2.    Communication with clients is professional and nonjudgmental.

a.    Client Outreach Coordinators (COs) are the point of contact with our clients. Volunteers will defer direct client communication to the CO. When interacting with clients, we will be positive and nonjudgmental.
b.    To respect the privacy and boundaries of our clients, volunteers will wait for the CO and Crew Leader to arrive before entering the clients’ property.
c.    We protect the privacy of our clients at all times and in every way. Under no circumstances may a volunteer divulge personal client information in any form.

3.    Electronic communication is positive, professional, and respectful.

a.    Facebook and the website are the closest thing we have to a storefront. Every post or comment must be courteous and represent the organization in a positive light.
b.    FFF emails will be courteous and on-topic and may not be used for any non-FFF solicitation or messages.
c.    The public FFF page is for public messages. FFF maintains closed Facebook groups for various committees and volunteer groups to communicate behind the scenes. FFF announcements should be fielded to the Facebook managers for posting.

4.    Media outreach is referred to board members.

a.    Public Relations and Media Outreach are handled by the Board of Directors. Volunteers will refer media requests to the Board of Directors.
b.    When the media attend our events and builds, we welcome volunteers to talk about their personal experience of volunteering with Fences For Fido. 

5.    While we don’t expect volunteers to share all of our views, we do ask volunteers to support FFF’s animal welfare policies.

a.    Like most animal welfare groups, we support the wider cause of animal welfare by serving plant-based foods at our events. This policy covers food purchased and served by FFF at its officially-sponsored events. Volunteers can choose what food they bring to a job site or order at a no-host event.
b.    We sometimes see our Fidos in very sad conditions. We do everything we can to improve their circumstances, but we accept our limitations. Sometimes even the police aren’t legally able to remedy a bad situation, and some animals would not be adoptable if we could get custody of them. Volunteers will try to trust in our process, knowing that our ongoing contact with families can continue long after a build.
c.    Fences For Fido supports spaying and neutering as a means of protecting animal health and fighting overpopulation. We strongly encourage, but do not require, our clients to allow FFF to spay/neuter their dogs.

6.    Volunteers support FFF policy and protocol.

a.    Fences For Fido’s Board of Directors is bound by certain legal and moral obligations with regard to policies, finances, mission, and public reputation. It’s impossible for every board decision to please everyone, but volunteers will respect the board’s administrative authority to make decisions on behalf of the organization.
b.    COs and Crew Leaders are responsible for overseeing their projects. We understand that there are many ways to complete a job. While we’re open to improvement, our protocols are developed from our experience on hundreds of fences. Volunteers will follow the directions of Crew Leaders and COs.

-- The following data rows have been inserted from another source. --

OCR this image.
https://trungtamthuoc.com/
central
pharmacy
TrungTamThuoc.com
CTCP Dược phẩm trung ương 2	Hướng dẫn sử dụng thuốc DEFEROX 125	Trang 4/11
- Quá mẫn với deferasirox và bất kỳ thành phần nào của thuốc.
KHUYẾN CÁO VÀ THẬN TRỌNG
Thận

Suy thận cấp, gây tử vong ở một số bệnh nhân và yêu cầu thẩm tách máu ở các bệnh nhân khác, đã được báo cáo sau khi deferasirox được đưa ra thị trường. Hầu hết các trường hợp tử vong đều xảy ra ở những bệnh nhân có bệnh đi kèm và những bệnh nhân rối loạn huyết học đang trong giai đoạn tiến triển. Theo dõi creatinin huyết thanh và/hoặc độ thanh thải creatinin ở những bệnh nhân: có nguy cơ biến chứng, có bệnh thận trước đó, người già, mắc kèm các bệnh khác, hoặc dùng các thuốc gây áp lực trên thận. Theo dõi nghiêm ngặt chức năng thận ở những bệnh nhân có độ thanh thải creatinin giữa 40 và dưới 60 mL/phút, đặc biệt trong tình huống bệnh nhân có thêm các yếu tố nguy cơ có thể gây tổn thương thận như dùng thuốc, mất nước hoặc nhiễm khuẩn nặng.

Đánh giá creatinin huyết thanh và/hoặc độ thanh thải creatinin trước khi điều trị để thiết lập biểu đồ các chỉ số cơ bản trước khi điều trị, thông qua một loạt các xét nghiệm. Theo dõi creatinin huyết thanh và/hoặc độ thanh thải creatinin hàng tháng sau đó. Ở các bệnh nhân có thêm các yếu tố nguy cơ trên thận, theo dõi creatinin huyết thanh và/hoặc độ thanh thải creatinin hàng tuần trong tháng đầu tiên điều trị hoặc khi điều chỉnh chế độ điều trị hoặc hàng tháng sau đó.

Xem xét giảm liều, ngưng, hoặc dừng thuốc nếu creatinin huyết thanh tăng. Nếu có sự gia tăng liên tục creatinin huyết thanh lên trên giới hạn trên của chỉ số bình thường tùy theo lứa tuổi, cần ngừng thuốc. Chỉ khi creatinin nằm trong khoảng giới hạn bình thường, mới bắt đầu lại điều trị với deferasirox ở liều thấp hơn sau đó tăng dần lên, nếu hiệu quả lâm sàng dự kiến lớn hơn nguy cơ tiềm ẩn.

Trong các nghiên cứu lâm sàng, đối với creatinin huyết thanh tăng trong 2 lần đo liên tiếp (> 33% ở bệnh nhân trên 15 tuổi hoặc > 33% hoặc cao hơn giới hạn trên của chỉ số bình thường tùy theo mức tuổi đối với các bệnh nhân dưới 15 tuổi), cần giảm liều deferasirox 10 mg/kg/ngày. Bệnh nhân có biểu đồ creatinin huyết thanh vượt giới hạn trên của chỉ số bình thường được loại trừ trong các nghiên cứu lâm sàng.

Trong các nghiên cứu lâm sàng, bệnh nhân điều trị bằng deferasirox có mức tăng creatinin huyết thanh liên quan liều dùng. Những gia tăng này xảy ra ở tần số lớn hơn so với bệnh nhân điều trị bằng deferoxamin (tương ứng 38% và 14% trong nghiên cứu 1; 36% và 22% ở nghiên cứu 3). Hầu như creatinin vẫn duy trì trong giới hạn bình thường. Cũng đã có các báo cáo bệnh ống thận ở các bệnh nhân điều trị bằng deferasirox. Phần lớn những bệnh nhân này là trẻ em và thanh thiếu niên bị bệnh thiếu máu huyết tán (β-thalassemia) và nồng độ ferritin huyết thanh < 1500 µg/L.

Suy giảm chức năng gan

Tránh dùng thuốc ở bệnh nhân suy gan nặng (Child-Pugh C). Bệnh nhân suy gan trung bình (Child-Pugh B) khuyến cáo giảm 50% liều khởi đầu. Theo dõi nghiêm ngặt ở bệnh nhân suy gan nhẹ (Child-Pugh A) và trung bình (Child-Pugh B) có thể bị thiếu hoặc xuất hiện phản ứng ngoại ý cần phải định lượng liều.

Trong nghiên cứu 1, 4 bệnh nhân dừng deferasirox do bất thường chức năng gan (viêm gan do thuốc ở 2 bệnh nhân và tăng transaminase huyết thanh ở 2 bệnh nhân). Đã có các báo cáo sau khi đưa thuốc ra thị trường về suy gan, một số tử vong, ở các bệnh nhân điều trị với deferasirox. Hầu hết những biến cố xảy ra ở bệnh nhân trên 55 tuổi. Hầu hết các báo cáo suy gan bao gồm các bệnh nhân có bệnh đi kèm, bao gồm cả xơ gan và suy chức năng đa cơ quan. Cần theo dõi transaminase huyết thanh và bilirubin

To maintain the culture of cooperation and respect that keep us moving ahead with our mission, FFF reserves the right to address issues as they arise. Depending on severity and circumstances, violations of these guidelines may be addressed with a gentle reminder, a warning, a temporary suspension of duties, or even termination of the volunteer’s relationship with FFF.

While it’s impossible to cover every potential situation, we hope these general guidelines will create a friendly and professional environment for all of our volunteers. Our Board members welcome any questions or concerns about these guidelines.